TORONTO -- Ontario's ombudsman has wrapped up investigations into 10,500 complaints about billing errors at Hydro One, but the provincial watchdog can't look into any more problems at the utility because it's being privatized.

The Liberal government sold 15 per cent of Hydro One on the Toronto stock market last month, and plans to privatize 60 per cent of the utility to raise $9 billion to pay down debt and fund infrastructure projects.

The change from 100 per cent public ownership means the ombudsman's office no longer has any authority to investigate customer complaints about Hydro One, a role the government says will be filled by an in-house ombudsman.

Acting ombudsman Barbara Finlay was given until Friday to wrap up about 600 outstanding complaints about Hydro One as part of the office's largest investigation ever.

Another 648 complaints poured into the Ombudsman's office since June, but Finlay says all of those will have to be dealt with by Hydro One's internal complaints mechanism, which will be established in the new year.

Hydro One owns the province's transmission grid, but also serves as a local electricity distribution company for 1.3 million households, mainly in rural and northern Ontario.
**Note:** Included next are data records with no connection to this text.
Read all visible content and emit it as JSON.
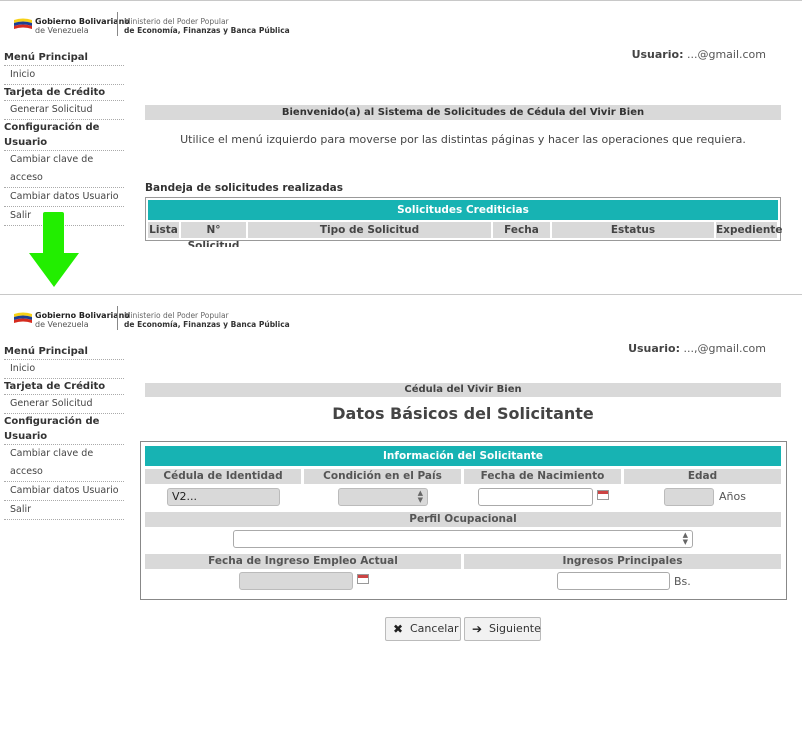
{
  "header": {
    "gov_line1": "Gobierno Bolivariano",
    "gov_line2": "de Venezuela",
    "ministry_line1": "Ministerio del Poder Popular",
    "ministry_line2": "de Economía, Finanzas y Banca Pública"
  },
  "user": {
    "label": "Usuario:",
    "email_top": "...@gmail.com",
    "email_bottom": "...,@gmail.com"
  },
  "sidebar": {
    "menu_principal": "Menú Principal",
    "inicio": "Inicio",
    "tarjeta": "Tarjeta de Crédito",
    "generar": "Generar Solicitud",
    "config_line1": "Configuración de",
    "config_line2": "Usuario",
    "cambiar_clave": "Cambiar clave de acceso",
    "cambiar_datos": "Cambiar datos Usuario",
    "salir": "Salir"
  },
  "home": {
    "welcome": "Bienvenido(a) al Sistema de Solicitudes de Cédula del Vivir Bien",
    "instructions": "Utilice el menú izquierdo para moverse por las distintas páginas y hacer las operaciones que requiera.",
    "bandeja": "Bandeja de solicitudes realizadas",
    "table_title": "Solicitudes Crediticias",
    "columns": [
      "Lista",
      "N° Solicitud",
      "Tipo de Solicitud",
      "Fecha",
      "Estatus",
      "Expediente"
    ]
  },
  "form": {
    "section": "Cédula del Vivir Bien",
    "title": "Datos Básicos del Solicitante",
    "box_title": "Información del Solicitante",
    "lbl_cedula": "Cédula de Identidad",
    "lbl_condicion": "Condición en el País",
    "lbl_fecha_nac": "Fecha de Nacimiento",
    "lbl_edad": "Edad",
    "cedula_value": "V2...",
    "unit_edad": "Años",
    "lbl_perfil": "Perfil Ocupacional",
    "lbl_fecha_ingreso": "Fecha de Ingreso Empleo Actual",
    "lbl_ingresos": "Ingresos Principales",
    "unit_ingresos": "Bs.",
    "cancel": "Cancelar",
    "next": "Siguiente"
  },
  "colors": {
    "accent_teal": "#17b3b3",
    "label_gray": "#d9d9d9",
    "arrow_green": "#22ee00"
  }
}
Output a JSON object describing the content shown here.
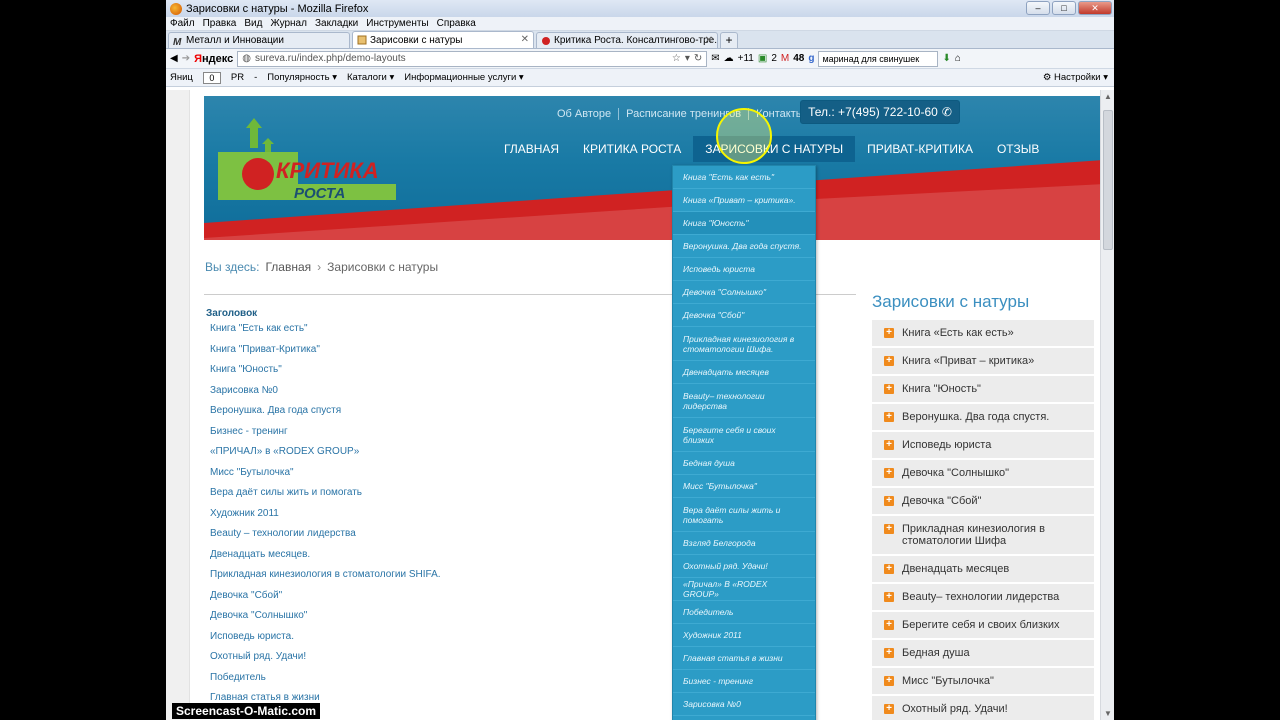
{
  "window": {
    "title": "Зарисовки с натуры - Mozilla Firefox",
    "controls": {
      "minimize": "–",
      "maximize": "□",
      "close": "✕"
    }
  },
  "menu": [
    "Файл",
    "Правка",
    "Вид",
    "Журнал",
    "Закладки",
    "Инструменты",
    "Справка"
  ],
  "tabs": [
    {
      "label": "Металл и Инновации",
      "active": false
    },
    {
      "label": "Зарисовки с натуры",
      "active": true
    },
    {
      "label": "Критика Роста. Консалтингово-тре...",
      "active": false
    }
  ],
  "navbar": {
    "yandex_logo_first": "Я",
    "yandex_logo_rest": "ндекс",
    "url": "sureva.ru/index.php/demo-layouts",
    "weather": "+11",
    "mail_count": "2",
    "gmail_count": "48",
    "search_value": "маринад для свинушек"
  },
  "ytoolbar": {
    "tic_label": "Яниц",
    "tic_value": "0",
    "pr_label": "PR",
    "pr_value": "-",
    "items": [
      "Популярность",
      "Каталоги",
      "Информационные услуги"
    ],
    "settings": "Настройки"
  },
  "site": {
    "logo_top": "КРИТИКА",
    "logo_bottom": "РОСТА",
    "toplinks": [
      "Об Авторе",
      "Расписание тренингов",
      "Контакты"
    ],
    "phone": "Тел.: +7(495) 722-10-60",
    "mainnav": [
      {
        "label": "ГЛАВНАЯ"
      },
      {
        "label": "КРИТИКА РОСТА"
      },
      {
        "label": "ЗАРИСОВКИ С НАТУРЫ",
        "active": true
      },
      {
        "label": "ПРИВАТ-КРИТИКА"
      },
      {
        "label": "ОТЗЫВ"
      }
    ]
  },
  "breadcrumb": {
    "prefix": "Вы здесь:",
    "home": "Главная",
    "separator": "›",
    "current": "Зарисовки с натуры"
  },
  "leftlist": {
    "heading": "Заголовок",
    "items": [
      "Книга \"Есть как есть\"",
      "Книга \"Приват-Критика\"",
      "Книга \"Юность\"",
      "Зарисовка №0",
      "Веронушка. Два года спустя",
      "Бизнес - тренинг",
      "«ПРИЧАЛ» в «RODEX GROUP»",
      "Мисс \"Бутылочка\"",
      "Вера даёт силы жить и помогать",
      "Художник 2011",
      "Beauty – технологии лидерства",
      "Двенадцать месяцев.",
      "Прикладная кинезиология в стоматологии SHIFA.",
      "Девочка \"Сбой\"",
      "Девочка \"Солнышко\"",
      "Исповедь юриста.",
      "Охотный ряд. Удачи!",
      "Победитель",
      "Главная статья в жизни"
    ]
  },
  "dropdown": {
    "items": [
      {
        "label": "Книга \"Есть как есть\"",
        "h": 23
      },
      {
        "label": "Книга «Приват – критика».",
        "h": 23
      },
      {
        "label": "Книга \"Юность\"",
        "h": 23,
        "highlight": true
      },
      {
        "label": "Веронушка. Два года спустя.",
        "h": 23
      },
      {
        "label": "Исповедь юриста",
        "h": 23
      },
      {
        "label": "Девочка \"Солнышко\"",
        "h": 23
      },
      {
        "label": "Девочка \"Сбой\"",
        "h": 23
      },
      {
        "label": "Прикладная кинезиология в стоматологии Шифа.",
        "h": 34
      },
      {
        "label": "Двенадцать месяцев",
        "h": 23
      },
      {
        "label": "Beauty– технологии лидерства",
        "h": 34
      },
      {
        "label": "Берегите себя и своих близких",
        "h": 34
      },
      {
        "label": "Бедная душа",
        "h": 23
      },
      {
        "label": "Мисс \"Бутылочка\"",
        "h": 23
      },
      {
        "label": "Вера даёт силы жить и помогать",
        "h": 34
      },
      {
        "label": "Взгляд Белгорода",
        "h": 23
      },
      {
        "label": "Охотный ряд. Удачи!",
        "h": 23
      },
      {
        "label": "«Причал» В «RODEX GROUP»",
        "h": 23
      },
      {
        "label": "Победитель",
        "h": 23
      },
      {
        "label": "Художник 2011",
        "h": 23
      },
      {
        "label": "Главная статья в жизни",
        "h": 23
      },
      {
        "label": "Бизнес - тренинг",
        "h": 23
      },
      {
        "label": "Зарисовка №0",
        "h": 23
      }
    ]
  },
  "sidebar": {
    "title": "Зарисовки с натуры",
    "items": [
      "Книга «Есть как есть»",
      "Книга «Приват – критика»",
      "Книга \"Юность\"",
      "Веронушка. Два года спустя.",
      "Исповедь юриста",
      "Девочка \"Солнышко\"",
      "Девочка \"Сбой\"",
      "Прикладная кинезиология в стоматологии Шифа",
      "Двенадцать месяцев",
      "Beauty– технологии лидерства",
      "Берегите себя и своих близких",
      "Бедная душа",
      "Мисс \"Бутылочка\"",
      "Охотный ряд. Удачи!"
    ]
  },
  "watermark": "Screencast-O-Matic.com",
  "colors": {
    "header_blue": "#197aa5",
    "header_red": "#d02222",
    "dropdown_bg": "#2c9cc6",
    "accent_orange": "#f08a1c",
    "link_blue": "#2a74a6"
  }
}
Auditor general Bonnie Lysyk's annual report this week said Hydro One was among the least reliable electricity distribution systems in Canada, and warned of more and longer power failures because the utility isn't replacing aging assets quickly enough. Lysyk has also lost her ability to investigate Hydro One's finances in the future.

The ombudsman, auditor general, privacy commissioner and all other independent legislative officers banded together in an unprecedented move to condemn the plan to sell Hydro One, warning it would shield the company from public scrutiny.

Former Ombudsman Andre Marin issued a report in March that found Hydro One had threatened to cut off the electricity of customers who were behind on payments, even during winter months, which he called a "blatantly misleading tactic" to collect money.

A new computer system at Hydro One led to billing issues for 100,000 customers, some of whom received no bills for prolonged periods while others got only estimated bills "sometimes for thousand or even millions of dollars," said Marin.

In some cases Hydro One erroneously took thousands of dollars directly from customers' bank accounts, leaving them to pay overdraft charges.

The province's new financial accountability officer has warned that the Hydro One sale will hurt the government's bottom line in the long run, after some initial gains.

Both the Progressive Conservatives and New Democrats condemned the sale as a bad deal for taxpayers -- who had been getting about $750 million a year from the utility -- and said removing oversight by the ombudsman and auditor general will make things worse for customers, not better.

The government has said the internal ombudsman at Hydro One will deal with complaints in the same way the provincial ombudsman did, but Marin described an in-house watchdog that reports to a board of directors as an "ombuds-weenie."